The Lodger: A story of the London Fog


First, a word about prints. We got a 4-disc set with 20 of the earlier Hitchcock films on them. I wondered what the quality would be like, as these were certainly public domain prints, but they turned out to be perfectly watchable … except for this one. After five minutes I knew I couldn’t go any longer. So I hunted up a copy at the library, and struck gold. This one was mastered from the best available copy, at the National Film and Television Archive. It is clear as can be, and as a bonus it is tinted, as these films often were, with deep blue for outdoor night scenes and sepia for interiors. There are a few scenes at the end in a light pink color! I don’t know if the soundtrack is original, but it’s good, the music always being appropriate to the action, and even includes sound effects.

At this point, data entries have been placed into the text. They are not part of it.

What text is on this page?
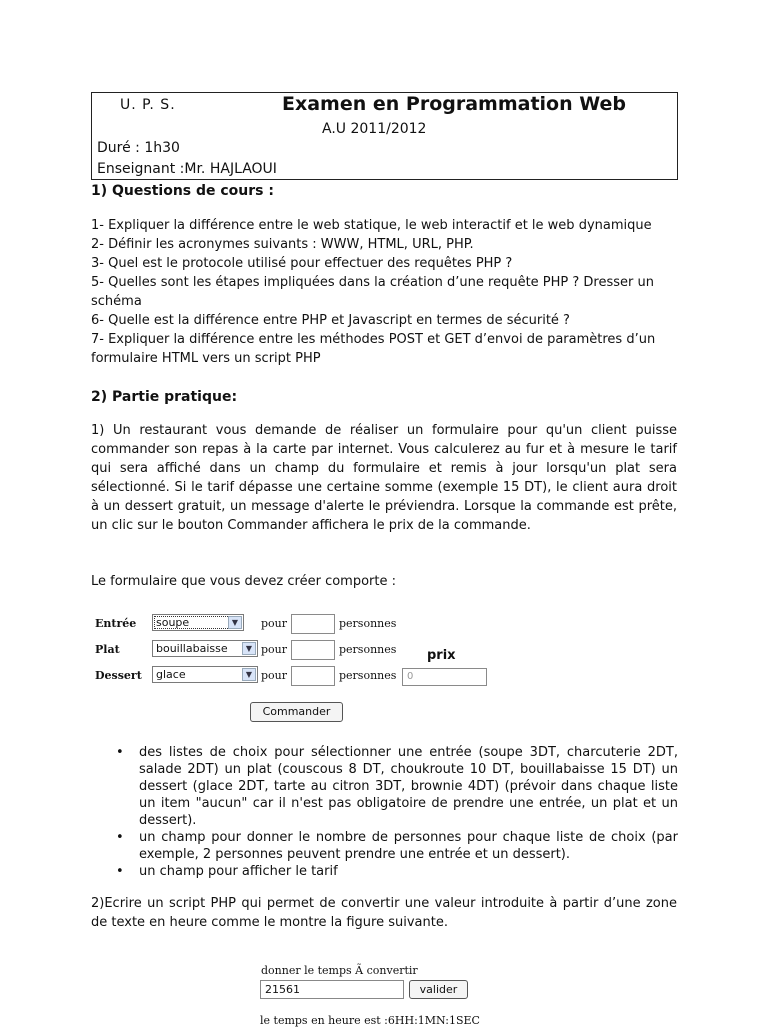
U. P. S.	Examen en Programmation Web
A.U 2011/2012
Duré : 1h30
Enseignant :Mr. HAJLAOUI
1) Questions de cours :

1- Expliquer la différence entre le web statique, le web interactif et le web dynamique

2- Définir les acronymes suivants : WWW, HTML, URL, PHP.

3- Quel est le protocole utilisé pour effectuer des requêtes PHP ?

5- Quelles sont les étapes impliquées dans la création d’une requête PHP ? Dresser un schéma

6- Quelle est la différence entre PHP et Javascript en termes de sécurité ?

7- Expliquer la différence entre les méthodes POST et GET d’envoi de paramètres d’un formulaire HTML vers un script PHP

2) Partie pratique:
1) Un restaurant vous demande de réaliser un formulaire pour qu'un client puisse commander son repas à la carte par internet. Vous calculerez au fur et à mesure le tarif qui sera affiché dans un champ du formulaire et remis à jour lorsqu'un plat sera sélectionné. Si le tarif dépasse une certaine somme (exemple 15 DT), le client aura droit à un dessert gratuit, un message d'alerte le préviendra. Lorsque la commande est prête, un clic sur le bouton Commander affichera le prix de la commande.
Le formulaire que vous devez créer comporte :
Entrée	soupe	▼	pour	personnes
Plat	bouillabaisse	▼ pour	personnes
Dessert	glace	▼ pour	personnes
prix
0
Commander

• des listes de choix pour sélectionner une entrée (soupe 3DT, charcuterie 2DT, salade 2DT) un plat (couscous 8 DT, choukroute 10 DT, bouillabaisse 15 DT) un dessert (glace 2DT, tarte au citron 3DT, brownie 4DT) (prévoir dans chaque liste un item "aucun" car il n'est pas obligatoire de prendre une entrée, un plat et un dessert).

• un champ pour donner le nombre de personnes pour chaque liste de choix (par exemple, 2 personnes peuvent prendre une entrée et un dessert).

• un champ pour afficher le tarif

2)Ecrire un script PHP qui permet de convertir une valeur introduite à partir d’une zone de texte en heure comme le montre la figure suivante.
donner le temps Ã convertir
21561	valider
le temps en heure est :6HH:1MN:1SEC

This is the first true “Hitchcockian” film. Though his name is on a few earlier pieces, they show nothing of his genius for suspense. Hitchcock had obviously been studying the German Impressionists, Murnau and Lang, with their trademark jagged angles and stark shadows. The look of the film is fabulous, the story and acting a bit less so. There are the usual wildly emotive scenes traditional with silent film acting. When “The Lodger,” (never named and played by Ivor Novello,) shows up on the doorstep he might as well have SERIAL KILLER tattooed on his forehead. He moves in slow motion, taking forever to remove the scarf that we already know is the trademark of the Avenger, who is Jack-the-Rippering around London killing young fair-haired women. I’d as soon have invited Count Dracula into my home, baring his fangs and laughing menacingly. And guess what! The lovely young daughter of the house is a blonde! First thing the Lodger does when he gets into his room is turn all the pictures to face the wall. They are all portraits of blondes! A cop is courting the girl, and a rivalry develops, but it takes a long, long time for this stupid peeler to make any connections.

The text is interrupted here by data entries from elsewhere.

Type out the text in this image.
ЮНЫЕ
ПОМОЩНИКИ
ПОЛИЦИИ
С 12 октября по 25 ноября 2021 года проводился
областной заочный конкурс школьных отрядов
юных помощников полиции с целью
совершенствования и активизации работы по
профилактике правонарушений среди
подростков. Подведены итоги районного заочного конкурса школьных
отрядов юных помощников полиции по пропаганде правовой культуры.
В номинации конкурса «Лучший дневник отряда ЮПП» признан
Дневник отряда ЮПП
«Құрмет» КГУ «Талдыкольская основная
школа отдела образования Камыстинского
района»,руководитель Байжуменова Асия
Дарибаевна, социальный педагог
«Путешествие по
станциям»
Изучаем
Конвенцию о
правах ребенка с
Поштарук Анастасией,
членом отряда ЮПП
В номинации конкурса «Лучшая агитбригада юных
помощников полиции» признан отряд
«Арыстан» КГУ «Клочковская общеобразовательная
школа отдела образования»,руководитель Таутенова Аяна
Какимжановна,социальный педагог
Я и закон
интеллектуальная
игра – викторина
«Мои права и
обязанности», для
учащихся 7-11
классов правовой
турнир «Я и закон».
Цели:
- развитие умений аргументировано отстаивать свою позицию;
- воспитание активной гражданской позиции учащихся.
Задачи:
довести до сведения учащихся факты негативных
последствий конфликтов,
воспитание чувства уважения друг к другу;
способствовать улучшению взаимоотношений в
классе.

SPOILER WARNING: Is he, or isn’t he? Little Daisy is very taken with him, and he seems to warm up to her, behaving in a more recognizably human manner. Hitchcock wanted to leave it ambiguous at the end, but the studio was just not going to let a big star like Ivor be a crazy murderer, so it’s all sorted out with at least a cursory explanation as to why he’s been behaving so buggy. Turns out the Avenger’s first victim was his beloved sister, and he promised their dear mother on her deathbed that he would never rest until the killer was brought to justice. Not a dry hankie in the house.

It’s a rather silly story, but the joy is all in the filming. Hitch loved telling stories silently, and getting information across in an interesting way. The Lodger upstairs is pacing back and forth, disturbing the people below. How to indicate that in a silent film? He has the chandelier sway gently, and then the ceiling dissolves and we see him from below, pacing on a sheet of glass. Lovely!